Anybody being formally questioned at a police station has the right to free legal advice from the duty solicitor, over a telephone service if the offence is minor, or from a solicitor paid for by themselves / their associates. Questioning cannot commence until requested legal advice has been received, although there are a few exceptions. Traditionally this was the time when most problems arose - improper questioning being carried out, threats and actual violence, etc - but the move to first audio and then visual recording of interviews has really reduced the opportunity for such practices. After 24 hours the detainee must be charged or released, or an extension for further questioning applied for (only if it's a serious crime).
A West Midlands Police interview room - many forces are still in the process of phasing out audio cassette tapes in favour of digital recordings.
Whenever I watch US cop shows I'm always amazed at how suspects, witnesses, and total randomers seem to just be wandering unsupervised around the station where they could easily see investigation details, confidential information, etc. I hope it's just a TV thing! The only bit of a police station most people will ever see here is the front desk, or reception. When you walk in off the street this is what you see, where you wait to speak to someone, and, if they deem it necessary, be escorted in and out of the inner workings of the building.

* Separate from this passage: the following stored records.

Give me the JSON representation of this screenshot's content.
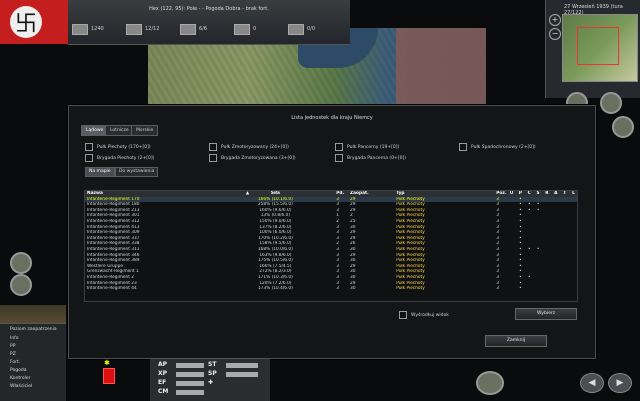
{
  "topbar": {
    "hex_info": "Hex (122, 95): Pole - - Pogoda Dobra - brak fort.",
    "resources": [
      "1240",
      "12/12",
      "6/6",
      "0",
      "0/0"
    ]
  },
  "minimap": {
    "date": "27 Wrzesień 1939 (tura 27/122)"
  },
  "dialog": {
    "title": "Lista jednostek dla kraju Niemcy",
    "tabs": [
      "Lądowe",
      "Lotnicze",
      "Morskie"
    ],
    "filters": [
      "Pułk Piechoty (170+[0])",
      "Pułk Zmotoryzowany (24+[0])",
      "Pułk Pancerny (19+[0])",
      "Pułk Spadochronowy (2+[0])",
      "Brygada Piechoty (2+[0])",
      "Brygada Zmotoryzowana (3+[0])",
      "Brygada Pancerna (0+[0])"
    ],
    "subtabs": [
      "Na mapie",
      "Do wystawienia"
    ],
    "columns": [
      "Nazwa",
      "Siła",
      "Pd.",
      "Zaopat.",
      "Typ",
      "Poz.",
      "U",
      "P",
      "C",
      "S",
      "R",
      "A",
      "T",
      "L"
    ],
    "rows": [
      [
        "Infanterie-Regiment 170",
        "166% (10.1/6.0)",
        "3",
        "29",
        "Pułk Piechoty",
        "3",
        "",
        "•",
        "",
        "",
        "",
        "",
        "",
        ""
      ],
      [
        "Infanterie-Regiment 180",
        "258% (15.5/6.0)",
        "3",
        "29",
        "Pułk Piechoty",
        "3",
        "",
        "•",
        "•",
        "•",
        "",
        "",
        "",
        ""
      ],
      [
        "Infanterie-Regiment 213",
        "160% (9.6/6.0)",
        "3",
        "29",
        "Pułk Piechoty",
        "3",
        "",
        "•",
        "•",
        "•",
        "",
        "",
        "",
        ""
      ],
      [
        "Infanterie-Regiment 301",
        "13% (0.8/6.0)",
        "1",
        "2",
        "Pułk Piechoty",
        "3",
        "",
        "•",
        "",
        "",
        "",
        "",
        "",
        ""
      ],
      [
        "Infanterie-Regiment 312",
        "150% (9.0/6.0)",
        "2",
        "25",
        "Pułk Piechoty",
        "3",
        "",
        "•",
        "",
        "",
        "",
        "",
        "",
        ""
      ],
      [
        "Infanterie-Regiment 413",
        "137% (8.2/6.0)",
        "3",
        "30",
        "Pułk Piechoty",
        "3",
        "",
        "•",
        "",
        "",
        "",
        "",
        "",
        ""
      ],
      [
        "Infanterie-Regiment 309",
        "100% (6.0/6.0)",
        "3",
        "29",
        "Pułk Piechoty",
        "3",
        "",
        "•",
        "",
        "",
        "",
        "",
        "",
        ""
      ],
      [
        "Infanterie-Regiment 337",
        "170% (10.2/6.0)",
        "3",
        "29",
        "Pułk Piechoty",
        "3",
        "",
        "•",
        "",
        "",
        "",
        "",
        "",
        ""
      ],
      [
        "Infanterie-Regiment 338",
        "158% (9.5/6.0)",
        "2",
        "26",
        "Pułk Piechoty",
        "3",
        "",
        "•",
        "",
        "",
        "",
        "",
        "",
        ""
      ],
      [
        "Infanterie-Regiment 311",
        "168% (10.0/6.0)",
        "3",
        "30",
        "Pułk Piechoty",
        "3",
        "",
        "•",
        "•",
        "•",
        "",
        "",
        "",
        ""
      ],
      [
        "Infanterie-Regiment 346",
        "163% (9.8/6.0)",
        "3",
        "29",
        "Pułk Piechoty",
        "3",
        "",
        "•",
        "",
        "",
        "",
        "",
        "",
        ""
      ],
      [
        "Infanterie-Regiment 389",
        "175% (10.5/6.0)",
        "3",
        "30",
        "Pułk Piechoty",
        "3",
        "",
        "•",
        "",
        "",
        "",
        "",
        "",
        ""
      ],
      [
        "Westlere Gruppe",
        "166% (7.5/4.5)",
        "3",
        "29",
        "Pułk Piechoty",
        "3",
        "",
        "•",
        "",
        "",
        "",
        "",
        "",
        ""
      ],
      [
        "Grenzwacht-Regiment 1",
        "272% (8.2/3.0)",
        "3",
        "30",
        "Pułk Piechoty",
        "3",
        "",
        "•",
        "",
        "",
        "",
        "",
        "",
        ""
      ],
      [
        "Infanterie-Regiment 2",
        "171% (10.3/6.0)",
        "3",
        "30",
        "Pułk Piechoty",
        "3",
        "",
        "•",
        "•",
        "",
        "",
        "",
        "",
        ""
      ],
      [
        "Infanterie-Regiment 23",
        "120% (7.2/6.0)",
        "3",
        "29",
        "Pułk Piechoty",
        "3",
        "",
        "•",
        "",
        "",
        "",
        "",
        "",
        ""
      ],
      [
        "Infanterie-Regiment 44",
        "173% (10.4/6.0)",
        "3",
        "30",
        "Pułk Piechoty",
        "3",
        "",
        "•",
        "",
        "",
        "",
        "",
        "",
        ""
      ]
    ],
    "checkbox_label": "Wyśrodkuj widok",
    "select_button": "Wybierz",
    "close_button": "Zamknij"
  },
  "leftpanel": {
    "header": "Poziom zaopatrzenia",
    "items": [
      "Info",
      "PP",
      "PZ",
      "Fort.",
      "Pogoda",
      "Kontroler",
      "Właściciel"
    ]
  },
  "bottom_stats": [
    "AP",
    "XP",
    "EF",
    "CM",
    "ST",
    "SP"
  ]
}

The public are generally kept away from operational areas and incident rooms where particular crimes are being worked on.

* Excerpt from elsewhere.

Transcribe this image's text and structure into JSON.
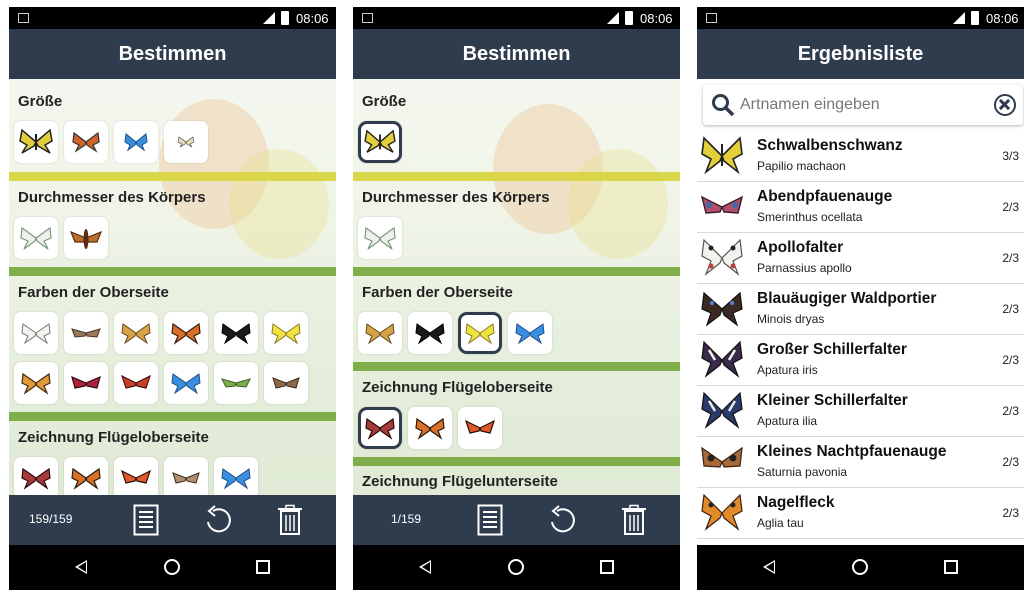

Prison deserves its own post, but I'll give it a brief mention here just because it is very different to the USA. The point of prison in the UK is to punish, sure, but more importantly to rehabilitate. There is more focus on education, work, and preventing prisoners from becoming institutionalised. Capital punishment was abolished in 1965, following some famous miscarriages of justice, so we have no equivalent of Death Row or any of its associated problems.
The most dangerous prisoners are held at Category A prisons (or restricted status for women), but most prisoners will be categorised B on entering the system on remand or after sentencing. Low risk prisoners will be downgraded to Cat C, or Cat D and moved to an open prison where the regime is much more relaxed and they can leave the premises for work. There are also three high-security psychiatric hospitals, the most famous being Broadmoor.
There are frequent spasms of concern about how easy life in Britain's prison system is - so good that suicides are at a 30 year (at least) high and last year saw the worst prison riot since 1990 - and we're riding one such wave at the moment. Uniforms have been made compulsory for all male prisoners again (women have been exempt since 1971), for instance, as a sign of how hard we're cracking down, and how much we want to deal with regular outbreaks of scabies. There is a brilliant Insider View blog looking at modern UK prison life, for those who want to know more.